Kids know when the adult thinks the curtain has fallen, the lights turned off and the audience has gone home. They have this uncanny ability to know when the adult is “faking it.” The easiest way to prevent a difficult fall from the staging platform, is to practice in private what is acted on stage.
Kids understand about “bad hair days.” Kids are quite forgiving when they know I am doing my best, but things go wrong anyway. Kids are gentle, caring, responsible and helpful when my stage suddenly becomes a terminate infested haven.
How many times have I been leading an ABC (Adventure Based Counseling) exercise or playing with New Games when I did something that was not helpful to the exercise or game? It could be as simple as having placed the orange boundary cones too far apart or too close together. Or, I could have given an instruction that totally flummoxed the ability to enjoy the exercise or game. I can’t remember one time that a kid became so angry or disillusioned at my ineptness that they quit playing.
Here’s the way it would play out:
Me: “Hey, guys, my fault. Sorry about that. Guess I shouldn’t have put the cones so close to the bleachers.”
Kids: “Can we start over from here?”
Me: “I think I made it too easy. Something’s not right.”
Kids: “If you take out one hula hoop it’ll make it a lot harder.”
Me: “That makes sense. Everybody okay with that?”
Take a look at these seemingly overly simplistic pieces of dialogue. What was happening?
The old Refrigerator Rules at work on a casual, daily stage. Respectful, Responsible, Resourceful and Nice to Be Around. Not only do I practice them on and off stage, I have this expectation that others will practice them, also.
My belief is that Kids will be glad to mirror whatever is given to them. If a kid chooses not to “mirror” then after a while that kid and I will find some time alone to talk about the Refrigerator Rules I live by and expect of others. Gently, encouragingly and in brevity.

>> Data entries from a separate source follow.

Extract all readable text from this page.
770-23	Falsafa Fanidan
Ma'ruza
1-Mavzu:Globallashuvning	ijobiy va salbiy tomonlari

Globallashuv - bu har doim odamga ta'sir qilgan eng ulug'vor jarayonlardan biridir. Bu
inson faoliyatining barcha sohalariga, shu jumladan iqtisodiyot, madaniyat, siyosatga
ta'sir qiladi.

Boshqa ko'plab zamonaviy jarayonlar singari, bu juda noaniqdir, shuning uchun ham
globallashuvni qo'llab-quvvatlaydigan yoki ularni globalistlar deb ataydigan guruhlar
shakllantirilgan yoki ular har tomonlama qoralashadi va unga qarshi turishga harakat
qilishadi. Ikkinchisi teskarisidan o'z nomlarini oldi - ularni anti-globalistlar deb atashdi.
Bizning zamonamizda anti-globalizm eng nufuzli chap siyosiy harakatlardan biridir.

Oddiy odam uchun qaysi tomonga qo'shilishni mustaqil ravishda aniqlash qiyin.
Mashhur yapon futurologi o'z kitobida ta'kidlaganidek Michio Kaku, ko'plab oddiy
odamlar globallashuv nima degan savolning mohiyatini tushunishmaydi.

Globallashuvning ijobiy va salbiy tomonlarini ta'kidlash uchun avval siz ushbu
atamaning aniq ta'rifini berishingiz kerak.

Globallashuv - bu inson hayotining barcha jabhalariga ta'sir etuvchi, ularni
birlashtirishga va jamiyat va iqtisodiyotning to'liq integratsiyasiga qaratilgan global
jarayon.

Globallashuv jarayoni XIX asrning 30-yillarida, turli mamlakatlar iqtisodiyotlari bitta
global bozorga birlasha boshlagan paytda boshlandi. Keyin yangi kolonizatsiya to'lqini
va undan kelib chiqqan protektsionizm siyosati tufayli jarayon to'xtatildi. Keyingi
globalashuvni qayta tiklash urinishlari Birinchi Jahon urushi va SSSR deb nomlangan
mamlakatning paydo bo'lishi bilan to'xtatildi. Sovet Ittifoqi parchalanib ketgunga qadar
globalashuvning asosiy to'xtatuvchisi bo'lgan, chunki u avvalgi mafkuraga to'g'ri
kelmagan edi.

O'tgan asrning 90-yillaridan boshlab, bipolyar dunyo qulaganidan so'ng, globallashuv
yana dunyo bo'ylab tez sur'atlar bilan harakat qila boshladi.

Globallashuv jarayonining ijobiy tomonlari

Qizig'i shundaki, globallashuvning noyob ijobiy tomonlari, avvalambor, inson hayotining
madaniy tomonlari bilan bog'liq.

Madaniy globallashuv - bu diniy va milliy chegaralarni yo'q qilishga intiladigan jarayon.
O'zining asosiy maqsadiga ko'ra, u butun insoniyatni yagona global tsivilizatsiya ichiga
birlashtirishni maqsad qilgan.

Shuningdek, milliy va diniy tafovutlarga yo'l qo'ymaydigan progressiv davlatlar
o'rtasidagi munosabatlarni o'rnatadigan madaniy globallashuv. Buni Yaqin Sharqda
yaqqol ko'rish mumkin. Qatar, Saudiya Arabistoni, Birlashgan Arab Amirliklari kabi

(I will admit that there have been a very few at-risk kids who couldn’t give up old emotional baggage and so clung to “old rules of survival,” thus not able to engage in a trusting and safe relationship.)
The moment I walk out my front door, I am on my kids’ world stage. But before I opened that door, I was in rehearsal for the real thing. To make that stage as safe and trustworthy as I can possible make it. Yes, I will be human and miss my mark, forget my lines and stumble, but if I do it without malice and with good heart, my audience will work with me; caring for me with equally good hearts.